The claimant was injured in an accident on April 30, 2018. She sought entitlement to various treatment plans, including a chiropractic treatment plan submitted on May 15, 2018, and a physiotherapy treatment plan submitted on July 19, 2018. The insurer denied the claimant’s chiropractor treatment plan and partially approved the physiotherapy plan.
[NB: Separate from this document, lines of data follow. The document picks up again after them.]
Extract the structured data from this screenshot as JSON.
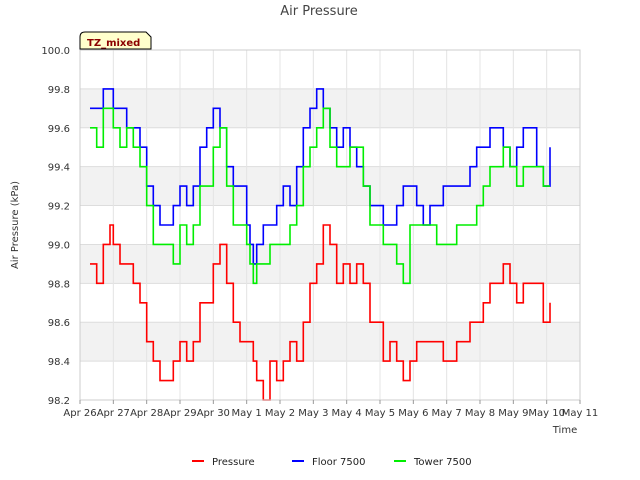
{
  "chart_data": {
    "type": "line",
    "title": "Air Pressure",
    "xlabel": "Time",
    "ylabel": "Air Pressure (kPa)",
    "badge": "TZ_mixed",
    "ylim": [
      98.2,
      100.0
    ],
    "xlim": [
      0,
      15
    ],
    "yticks": [
      "98.2",
      "98.4",
      "98.6",
      "98.8",
      "99.0",
      "99.2",
      "99.4",
      "99.6",
      "99.8",
      "100.0"
    ],
    "xticks": [
      "Apr 26",
      "Apr 27",
      "Apr 28",
      "Apr 29",
      "Apr 30",
      "May 1",
      "May 2",
      "May 3",
      "May 4",
      "May 5",
      "May 6",
      "May 7",
      "May 8",
      "May 9",
      "May 10",
      "May 11"
    ],
    "grid": true,
    "legend_position": "bottom-center",
    "series": [
      {
        "name": "Pressure",
        "color": "#ff0000",
        "x": [
          0.3,
          0.5,
          0.7,
          0.9,
          1.0,
          1.2,
          1.4,
          1.6,
          1.8,
          2.0,
          2.2,
          2.4,
          2.6,
          2.8,
          3.0,
          3.2,
          3.4,
          3.6,
          3.8,
          4.0,
          4.2,
          4.4,
          4.6,
          4.8,
          5.0,
          5.1,
          5.2,
          5.3,
          5.5,
          5.7,
          5.9,
          6.1,
          6.3,
          6.5,
          6.7,
          6.9,
          7.1,
          7.3,
          7.5,
          7.7,
          7.9,
          8.1,
          8.3,
          8.5,
          8.7,
          8.9,
          9.1,
          9.3,
          9.5,
          9.7,
          9.9,
          10.1,
          10.3,
          10.5,
          10.7,
          10.9,
          11.1,
          11.3,
          11.5,
          11.7,
          11.9,
          12.1,
          12.3,
          12.5,
          12.7,
          12.9,
          13.1,
          13.3,
          13.5,
          13.7,
          13.9,
          14.1
        ],
        "y": [
          98.9,
          98.8,
          99.0,
          99.1,
          99.0,
          98.9,
          98.9,
          98.8,
          98.7,
          98.5,
          98.4,
          98.3,
          98.3,
          98.4,
          98.5,
          98.4,
          98.5,
          98.7,
          98.7,
          98.9,
          99.0,
          98.8,
          98.6,
          98.5,
          98.5,
          98.5,
          98.4,
          98.3,
          98.2,
          98.4,
          98.3,
          98.4,
          98.5,
          98.4,
          98.6,
          98.8,
          98.9,
          99.1,
          99.0,
          98.8,
          98.9,
          98.8,
          98.9,
          98.8,
          98.6,
          98.6,
          98.4,
          98.5,
          98.4,
          98.3,
          98.4,
          98.5,
          98.5,
          98.5,
          98.5,
          98.4,
          98.4,
          98.5,
          98.5,
          98.6,
          98.6,
          98.7,
          98.8,
          98.8,
          98.9,
          98.8,
          98.7,
          98.8,
          98.8,
          98.8,
          98.6,
          98.7
        ]
      },
      {
        "name": "Floor 7500",
        "color": "#0000ff",
        "x": [
          0.3,
          0.5,
          0.7,
          0.9,
          1.0,
          1.2,
          1.4,
          1.6,
          1.8,
          2.0,
          2.2,
          2.4,
          2.6,
          2.8,
          3.0,
          3.2,
          3.4,
          3.6,
          3.8,
          4.0,
          4.2,
          4.4,
          4.6,
          4.8,
          5.0,
          5.1,
          5.2,
          5.3,
          5.5,
          5.7,
          5.9,
          6.1,
          6.3,
          6.5,
          6.7,
          6.9,
          7.1,
          7.3,
          7.5,
          7.7,
          7.9,
          8.1,
          8.3,
          8.5,
          8.7,
          8.9,
          9.1,
          9.3,
          9.5,
          9.7,
          9.9,
          10.1,
          10.3,
          10.5,
          10.7,
          10.9,
          11.1,
          11.3,
          11.5,
          11.7,
          11.9,
          12.1,
          12.3,
          12.5,
          12.7,
          12.9,
          13.1,
          13.3,
          13.5,
          13.7,
          13.9,
          14.1
        ],
        "y": [
          99.7,
          99.7,
          99.8,
          99.8,
          99.7,
          99.7,
          99.6,
          99.6,
          99.5,
          99.3,
          99.2,
          99.1,
          99.1,
          99.2,
          99.3,
          99.2,
          99.3,
          99.5,
          99.6,
          99.7,
          99.6,
          99.4,
          99.3,
          99.3,
          99.1,
          99.0,
          98.9,
          99.0,
          99.1,
          99.1,
          99.2,
          99.3,
          99.2,
          99.4,
          99.6,
          99.7,
          99.8,
          99.7,
          99.6,
          99.5,
          99.6,
          99.5,
          99.4,
          99.3,
          99.2,
          99.2,
          99.1,
          99.1,
          99.2,
          99.3,
          99.3,
          99.2,
          99.1,
          99.2,
          99.2,
          99.3,
          99.3,
          99.3,
          99.3,
          99.4,
          99.5,
          99.5,
          99.6,
          99.6,
          99.5,
          99.4,
          99.5,
          99.6,
          99.6,
          99.4,
          99.3,
          99.5
        ]
      },
      {
        "name": "Tower 7500",
        "color": "#00ee00",
        "x": [
          0.3,
          0.5,
          0.7,
          0.9,
          1.0,
          1.2,
          1.4,
          1.6,
          1.8,
          2.0,
          2.2,
          2.4,
          2.6,
          2.8,
          3.0,
          3.2,
          3.4,
          3.6,
          3.8,
          4.0,
          4.2,
          4.4,
          4.6,
          4.8,
          5.0,
          5.1,
          5.2,
          5.3,
          5.5,
          5.7,
          5.9,
          6.1,
          6.3,
          6.5,
          6.7,
          6.9,
          7.1,
          7.3,
          7.5,
          7.7,
          7.9,
          8.1,
          8.3,
          8.5,
          8.7,
          8.9,
          9.1,
          9.3,
          9.5,
          9.7,
          9.9,
          10.1,
          10.3,
          10.5,
          10.7,
          10.9,
          11.1,
          11.3,
          11.5,
          11.7,
          11.9,
          12.1,
          12.3,
          12.5,
          12.7,
          12.9,
          13.1,
          13.3,
          13.5,
          13.7,
          13.9,
          14.1
        ],
        "y": [
          99.6,
          99.5,
          99.7,
          99.7,
          99.6,
          99.5,
          99.6,
          99.5,
          99.4,
          99.2,
          99.0,
          99.0,
          99.0,
          98.9,
          99.1,
          99.0,
          99.1,
          99.3,
          99.3,
          99.5,
          99.6,
          99.3,
          99.1,
          99.1,
          99.0,
          98.9,
          98.8,
          98.9,
          98.9,
          99.0,
          99.0,
          99.0,
          99.1,
          99.2,
          99.4,
          99.5,
          99.6,
          99.7,
          99.5,
          99.4,
          99.4,
          99.5,
          99.5,
          99.3,
          99.1,
          99.1,
          99.0,
          99.0,
          98.9,
          98.8,
          99.1,
          99.1,
          99.1,
          99.1,
          99.0,
          99.0,
          99.0,
          99.1,
          99.1,
          99.1,
          99.2,
          99.3,
          99.4,
          99.4,
          99.5,
          99.4,
          99.3,
          99.4,
          99.4,
          99.4,
          99.3,
          99.3
        ]
      }
    ]
  }
}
The claimant was removed from the MIG on August 24, 2018. Adjudicator Deol held that the claimant was not entitled to the denied chiropractic treatment plan as it was properly denied under s. 38(5) of the Schedule, as the insurer was entitled to refuse a non-MIG treatment plan while the claimant was still within the MIG. In rejecting the claimant’s treatment plan for chiropractor treatment, the insurer clearly advised the claimant that their OCF-18 was being denied pursuant to ss. 38(5) and 38(6). However, Adjudicator Deol held that the insurer’s denial of the claimant’s physiotherapy treatment plan was not valid pursuant to s. 38(5). The insurer did not “refuse to accept” the disputed OCF-18, as it partially approved the OCF-18 and the denial letter did not reference ss. 38(5) and 38(6).

Pham v. Coseco Insurance Company (20-004749)

The claimant commenced two applications for treatment and assessment plans. The first application dealt with certain disputed treatment and assessment plans, and the Insurer’s determination that the claimant sustained a minor injury. The second application concerned the claimant’s chronic pain treatment plan. A motion decision ordered that the decision rendered in the first application regarding the MIG would apply to the second application. In the first application, the Tribunal held that the claimant fell within the MIG. For the second application, the claimant argued that she was entitled to the treatment plan because the insurer failed to respond in accordance with s. 38 of the SABS, and that the treatment was reasonable and necessary. The insurer argued that the Tribunal had already held the Plaintiff was subject to the MIG, the claimant’s fresh evidence did not impeach the original decision, and thus not entitled to the chronic pain treatment plan. Adjudicator Norris agreed with the Insurer, and held that the claimant was not entitled to the disputed chronic pain treatment plan as her injuries fell within the MIG.

Kanama v. Waterloo Insurance (19-006369)

In a prior decision, the Tribunal held that the claimant’s injuries were minor, and subject to the $3,500 MIG limit. The claimant reapplied to the tribunal, seeking an income replacement benefit and entitlement to treatment plans. The claimant asserted that his condition had worsened, and provided updated medical records. The insurer argued that the applicability of the coverage limit had already been previously decided by the tribunal. Vice Chair Flude held that the claimant failed to establish a material change occurred in his condition that would change the Tribunal’s previous decision. The claimant’s records did not establish that his condition deteriorated. The claimant’s back issues were largely unchanged, the imaging studies showed no change, and the claimant’s physiatrist did not change his recommendation despite numerous visits. However, the claim for IRBs was permitted to proceed.